In 1994, Christopher Buckley published one of the most acclaimed and successful comic novels of the decade, Thank You for Smoking. Now Buckley returns to the strange land of Washington, D.C., in Little Green Men, a millennial comedy of manners about aliens and pundits . . . and how much they have in common.
        
The reluctant hero of this hilarious novel is John Oliver Banion, a stuffy Washington talk-show host, whose privileged life is thrown into upheaval when aliens abduct him from his exclusive country-club golf course.
        
But were his gray-skinned captors aliens . . . or something far more sinister? After Banion is abducted again--this time in Palm Springs--he believes he has been chosen by the extraterrestrials to champion the most important cause of the millennium, and he embarks on a crusade, appearing before a convention of UFO believers and demanding that Congress and the White House seriously investigate UFOs. His friends and family suspect that Banion is having some kind of manic-depressive midlife crisis and urge him to seek therapy before his credibility as a pillar of the punditocracy is ruined.
        
So John Oliver Banion must choose: keep his establishment status or become the leader of millions of impassioned and somewhat scruffy new friends who want to expose the government's secret alien agenda.
        
Little Green Men proves once and for all that the truth is out there. Way out there. And it reaffirms Christopher Buckley's status as the funniest humanoid writer in the universe.
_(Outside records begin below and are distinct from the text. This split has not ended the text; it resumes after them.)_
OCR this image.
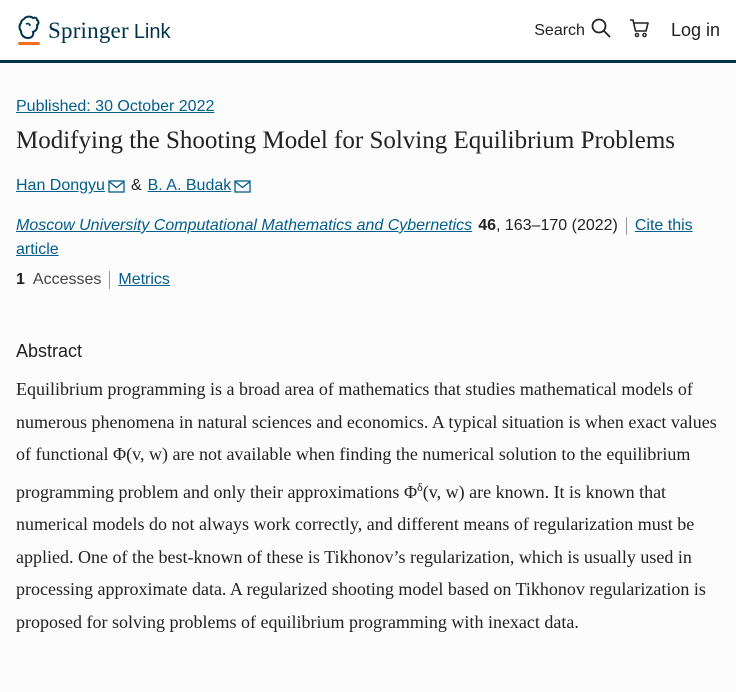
Springer Link	Search	Log in
Published: 30 October 2022
Modifying the Shooting Model for Solving Equilibrium Problems
Han Dongyu & B. A. Budak
Moscow University Computational Mathematics and Cybernetics 46, 163–170 (2022) Cite this article
1 Accesses Metrics
Abstract

Equilibrium programming is a broad area of mathematics that studies mathematical models of numerous phenomena in natural sciences and economics. A typical situation is when exact values of functional Φ(v, w) are not available when finding the numerical solution to the equilibrium programming problem and only their approximations $\Phi^\delta(v$, w) are known. It is known that numerical models do not always work correctly, and different means of regularization must be applied. One of the best-known of these is Tikhonov’s regularization, which is usually used in processing approximate data. A regularized shooting model based on Tikhonov regularization is proposed for solving problems of equilibrium programming with inexact data.
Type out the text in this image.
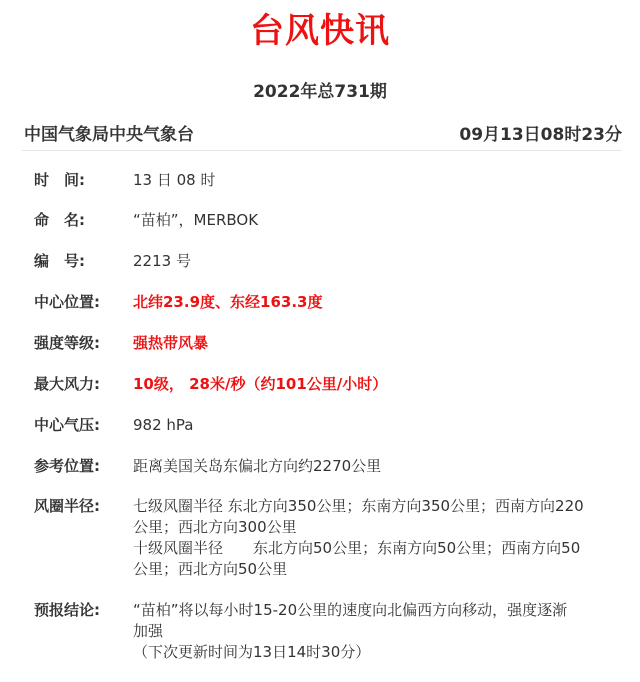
台风快讯
2022年总731期
中国气象局中央气象台	09月13日08时23分
时　间:	13 日 08 时
命　名:	“苗柏”，MERBOK
编　号:	2213 号
中心位置:	北纬23.9度、东经163.3度
强度等级:	强热带风暴
最大风力:	10级， 28米/秒（约101公里/小时）
中心气压:	982 hPa
参考位置:	距离美国关岛东偏北方向约2270公里
风圈半径:	七级风圈半径 东北方向350公里；东南方向350公里；西南方向220
公里；西北方向300公里
十级风圈半径　　东北方向50公里；东南方向50公里；西南方向50
公里；西北方向50公里
预报结论:	“苗柏”将以每小时15-20公里的速度向北偏西方向移动，强度逐渐
加强
（下次更新时间为13日14时30分）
Coming soon from Christopher Buckley:   One of Our Whales Is Missing

About the author

Christopher Buckley is the author of ten books and the founding editor of Forbes FYI magazine, but is proudest of the fact that he recently had a ten-and-a-half-hour lunch with Christopher (no relation) Hitchens. He (Buckley, not Hitchens) was managing editor of Esquire at age 24, and worked as a merchant marine and a White House speechwriter. He was awarded the Washington Irving Medal for Literary Excellence, but lost it during the lunch with Hitchens. Florence of Arabia is his first and probably last Middle East comedy.